Photogrammetrie und 3D Modelle

Es ist soweit, mein erstes Paper ist veröffentlicht. Für mich ein großer Moment. Deshalb möchte ich die Gelegenheit nutzen und euch heute einen kurzen Abriss zum Paper und damit meiner HiVi-Arbeit am Museum geben.

Das Ziel war es Verschiedenen Methoden zur Erstellunrg von 3D Modellen zu vergleichen. Die 3D Modelle sollten es ermöglichen morphometrische Analysen und andere Bearbeitungen am Objekt zu ermöglichen ohne, dass das Original bei den Analysen zur Verfügug steht (d.h. es muss alle für die Analysen notwendigen Merkmale enthalten).

Folgende drei Methoden haben wir verglichen:

  1. Computer Tomographie (CT, bzw microCT)
  2. Manuelle Photogrammetrie
  3. Automatisierte Photogrammetrie

Dann haben wir für jede Methode den Lern-und Bearbeitungszeitaufwand erhoben, sowie die fertigen Oberflächen hinsichtlich Akkuratheit und Replizierbarkeit verglichen. Dabei haben wir unter anderem, von verschiedenen Personen generierte Datensätze verglichen.

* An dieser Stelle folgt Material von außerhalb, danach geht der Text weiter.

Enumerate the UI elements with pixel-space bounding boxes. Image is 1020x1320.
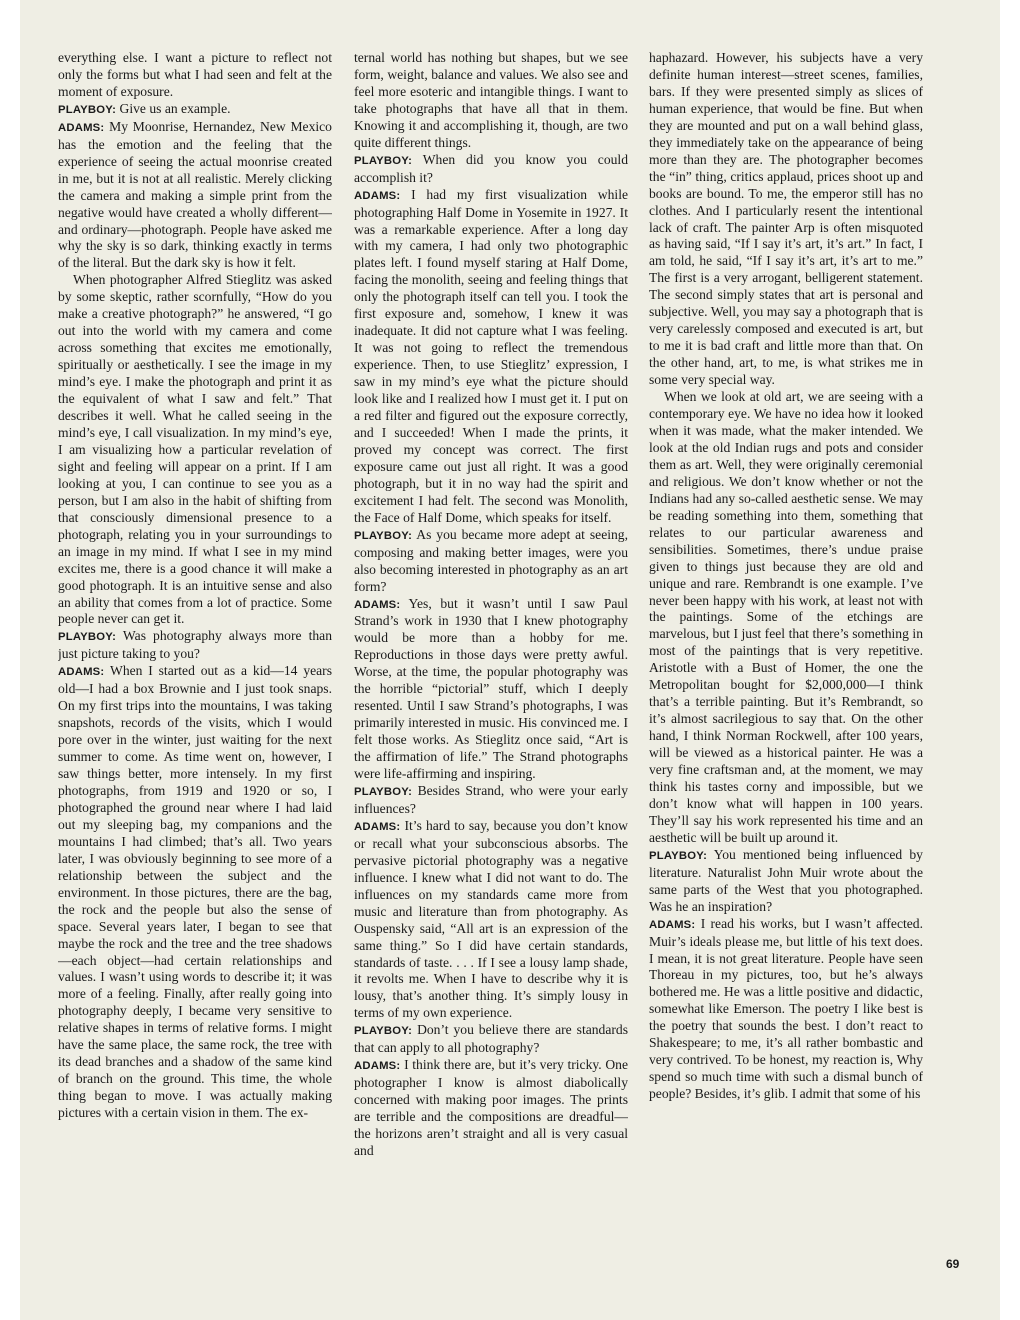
paragraph-text: When we look at old art, we are seeing with a contemporary eye. We have no idea how it looked when it was made, what the maker intended. We look at the old Indian rugs and pots and consider them as art. Well, they were originally ceremonial and religious. We don’t know whether or not the Indians had any so-called aesthetic sense. We may be reading something into them, something that relates to our particular awareness and sensibilities. Sometimes, there’s undue praise given to things just because they are old and unique and rare. Rembrandt is one example. I’ve never been happy with his work, at least not with the paintings. Some of the etchings are marvelous, but I just feel that there’s something in most of the paintings that is very repetitive. Aristotle with a Bust of Homer, the one the Metropolitan bought for $2,000,000—I think that’s a terrible painting. But it’s Rembrandt, so it’s almost sacrilegious to say that. On the other hand, I think Norman Rockwell, after 100 years, will be viewed as a historical painter. He was a very fine craftsman and, at the moment, we may think his tastes corny and impossible, but we don’t know what will happen in 100 years. They’ll say his work represented his time and an aesthetic will be built up around it. (649, 389, 923, 845)
paragraph (58, 50, 332, 101)
paragraph-text: When I started out as a kid—14 years old—I had a box Brownie and I just took snaps. On my first trips into the mountains, I was taking snapshots, records of the visits, which I would pore over in the winter, just waiting for the next summer to come. As time went on, however, I saw things better, more intensely. In my first photographs, from 1919 and 1920 or so, I photographed the ground near where I had laid out my sleeping bag, my companions and the mountains I had climbed; that’s all. Two years later, I was obviously beginning to see more of a relationship between the subject and the environment. In those pictures, there are the bag, the rock and the people but also the sense of space. Several years later, I began to see that maybe the rock and the tree and the tree shadows—each object—had certain relationships and values. I wasn’t using words to describe it; it was more of a feeling. Finally, after really going into photography deeply, I became very sensitive to relative shapes in terms of relative forms. I might have the same place, the same rock, the tree with its dead branches and a shadow of the same kind of branch on the ground. This time, the whole thing began to move. I was actually making pictures with a certain vision in them. The ex- (58, 663, 332, 1121)
page-number: 69 (946, 1257, 960, 1271)
paragraph-text: When did you know you could accomplish it? (354, 151, 628, 185)
paragraph (58, 101, 332, 119)
speaker-label: ADAMS: (354, 820, 401, 833)
paragraph-text: My Moonrise, Hernandez, New Mexico has the emotion and the feeling that the experience of seeing the actual moonrise created in me, but it is not at all realistic. Merely clicking the camera and making a simple print from the negative would have created a wholly different— and ordinary—photograph. People have asked me why the sky is so dark, thinking exactly in terms of the literal. But the dark sky is how it felt. (58, 118, 332, 271)
paragraph (354, 50, 628, 152)
magazine-page (20, 0, 1000, 1320)
paragraph-text: I read his works, but I wasn’t affected. Muir’s ideals please me, but little of his text does. I mean, it is not great literature. People have seen Thoreau in my pictures, too, but he’s always bothered me. He was a little positive and didactic, somewhat like Emerson. The poetry I like best is the poetry that sounds the best. I don’t react to Shakespeare; to me, it’s all rather bombastic and very contrived. To be honest, my reaction is, Why spend so much time with such a dismal bunch of people? Besides, it’s glib. I admit that some of his (649, 915, 923, 1102)
speaker-label: PLAYBOY: (354, 154, 413, 167)
paragraph-text: It’s hard to say, because you don’t know or recall what your subconscious absorbs. The pervasive pictorial photography was a negative influence. I knew what I did not want to do. The influences on my standards came more from music and literature than from photography. As Ouspensky said, “All art is an expression of the same thing.” So I did have certain standards, standards of taste. . . . If I see a lousy lamp shade, it revolts me. When I have to describe why it is lousy, that’s another thing. It’s simply lousy in terms of my own experience. (354, 817, 628, 1021)
paragraph (58, 272, 332, 628)
paragraph-text: Give us an example. (119, 100, 231, 116)
paragraph (354, 783, 628, 818)
paragraph-text: You mentioned being influenced by literature. Naturalist John Muir wrote about the same parts of the West that you photographed. Was he an inspiration? (649, 846, 923, 914)
speaker-label: PLAYBOY: (354, 785, 413, 798)
speaker-label: PLAYBOY: (354, 529, 413, 542)
speaker-label: PLAYBOY: (58, 103, 117, 116)
paragraph (354, 152, 628, 187)
paragraph (58, 663, 332, 1122)
paragraph-text: Was photography always more than just picture taking to you? (58, 628, 332, 662)
paragraph-text: As you became more adept at seeing, composing and making better images, were you also becoming interested in photography as an art form? (354, 526, 628, 594)
speaker-label: ADAMS: (649, 918, 696, 931)
paragraph-text: Besides Strand, who were your early influences? (354, 782, 628, 816)
speaker-label: ADAMS: (58, 666, 105, 679)
text-column-1 (58, 50, 332, 1290)
speaker-label: ADAMS: (354, 598, 401, 611)
paragraph (649, 916, 923, 1103)
paragraph (354, 1022, 628, 1057)
paragraph (354, 187, 628, 527)
paragraph (649, 50, 923, 389)
speaker-label: ADAMS: (354, 189, 401, 202)
paragraph-text: Yes, but it wasn’t until I saw Paul Strand’s work in 1930 that I knew photography would be more than a hobby for me. Reproductions in those days were pretty awful. Worse, at the time, the popular photography was the horrible “pictorial” stuff, which I deeply resented. Until I saw Strand’s photographs, I was primarily interested in music. His convinced me. I felt those works. As Stieglitz once said, “Art is the affirmation of life.” The Strand photographs were life-affirming and inspiring. (354, 595, 628, 782)
speaker-label: ADAMS: (58, 121, 105, 134)
paragraph (354, 1057, 628, 1160)
text-column-3 (649, 50, 923, 1290)
paragraph (354, 818, 628, 1022)
paragraph-text: haphazard. However, his subjects have a very definite human interest—street scenes, families, bars. If they were presented simply as slices of human experience, that would be fine. But when they are mounted and put on a wall behind glass, they immediately take on the appearance of being more than they are. The photographer becomes the “in” thing, critics applaud, prices shoot up and books are bound. To me, the emperor still has no clothes. And I particularly resent the intentional lack of craft. The painter Arp is often misquoted as having said, “If I say it’s art, it’s art.” In fact, I am told, he said, “If I say it’s art, it’s art to me.” The first is a very arrogant, belligerent statement. The second simply states that art is personal and subjective. Well, you may say a photograph that is very carelessly composed and executed is art, but to me it is bad craft and little more than that. On the other hand, art, to me, is what strikes me in some very special way. (649, 50, 923, 388)
paragraph-text: When photographer Alfred Stieglitz was asked by some skeptic, rather scornfully, “How do you make a creative photograph?” he answered, “I go out into the world with my camera and come across something that excites me emotionally, spiritually or aesthetically. I see the image in my mind’s eye. I make the photograph and print it as the equivalent of what I saw and felt.” That describes it well. What he called seeing in the mind’s eye, I call visualization. In my mind’s eye, I am visualizing how a particular revelation of sight and feeling will appear on a print. If I am looking at you, I can continue to see you as a person, but I am also in the habit of shifting from that consciously dimensional presence to a photograph, relating you in your surroundings to an image in my mind. If what I see in my mind excites me, there is a good chance it will make a good photograph. It is an intuitive sense and also an ability that comes from a lot of practice. Some people never can get it. (58, 272, 332, 627)
paragraph-text: everything else. I want a picture to reflect not only the forms but what I had seen and felt at the moment of exposure. (58, 50, 332, 99)
speaker-label: ADAMS: (354, 1060, 401, 1073)
speaker-label: PLAYBOY: (58, 631, 117, 644)
speaker-label: PLAYBOY: (649, 849, 708, 862)
paragraph-text: I had my first visualization while photographing Half Dome in Yosemite in 1927. It was a remarkable experience. After a long day with my camera, I had only two photographic plates left. I found myself staring at Half Dome, facing the monolith, seeing and feeling things that only the photograph itself can tell you. I took the first exposure and, somehow, I knew it was inadequate. It did not capture what I was feeling. It was not going to reflect the tremendous experience. Then, to use Stieglitz’ expression, I saw in my mind’s eye what the picture should look like and I realized how I must get it. I put on a red filter and figured out the exposure correctly, and I succeeded! When I made the prints, it proved my concept was correct. The first exposure came out just all right. It was a good photograph, but it in no way had the spirit and excitement I had felt. The second was Monolith, the Face of Half Dome, which speaks for itself. (354, 186, 628, 525)
text-column-2 (354, 50, 628, 1290)
paragraph-text: Don’t you believe there are standards that can apply to all photography? (354, 1022, 628, 1056)
speaker-label: PLAYBOY: (354, 1025, 413, 1038)
paragraph-text: ternal world has nothing but shapes, but we see form, weight, balance and values. We also see and feel more esoteric and intangible things. I want to take photographs that have all that in them. Knowing it and accomplishing it, though, are two quite different things. (354, 50, 628, 150)
paragraph (58, 628, 332, 663)
paragraph (354, 527, 628, 596)
paragraph (649, 389, 923, 847)
paragraph (354, 596, 628, 783)
paragraph (58, 119, 332, 273)
paragraph (649, 847, 923, 916)
paragraph-text: I think there are, but it’s very tricky. One photographer I know is almost diabolically concerned with making poor images. The prints are terrible and the compositions are dreadful—the horizons aren’t straight and all is very casual and (354, 1057, 628, 1158)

Das Programm CloudCompare hat uns bei dem Vergleich der Oberflächen eine sehr gute Analyse ermöglicht und am Ende kamen wir zu folgenden Schlussfolgerungen:

  • Das CT war mit dem größten zeitlichen Aufwand bei der Erstellung der Oberfläche verbunden und durch die vielen Inneren Strukturen zeigte es die größten Abweichugen beim Vergleich. Ein weiteres Manko ist das Fehlen von Strukturen die durch die Präparation angebracht sind. Nichts desto trotz ist positiv, dass die Möglichkeit besteht aus einem CT Datensatz eine Oberfläche zu generieren, vor allem wenn dieser bereits zur Verfügung steht und der Zugang zum Objekt nicht mehr besteht, aber dennoch Interesse an einer Oberflächen Analyse besteht. Auf die Colorierung muss man natürlich leider verzichten 😉
  • Die automatisierte Photogrammetire hat hochwertige detailreiche Oberflächen generriert. Da Sie für die erstellung von sogenannten Objektpanoramen gedacht ist war das zu erwarten. Dennoch war der Datensatz beeindruckend. Leider aber auch sehr groß und musste mehrfach herunterreduziert werden. Dazu kommen die Kosten für diese externe Bearbeitung. Sollte man nicht die Zeit haben, sich die manuelle Photogrammetrie anzulernen istes eine gute Alternative.
  • Die manuelle Photogrammetrie war der “Gewinner” wenn man so möchte. Es erfordert zwar einigen Lernaufwand um zufriedenstellende Fotos und damit Vorlagen für die Modell generierung zu bekommen, aber dann ist das Ergebnis das kostengünstigste. Ausserdem hat es eine gute Replizierbarkeit.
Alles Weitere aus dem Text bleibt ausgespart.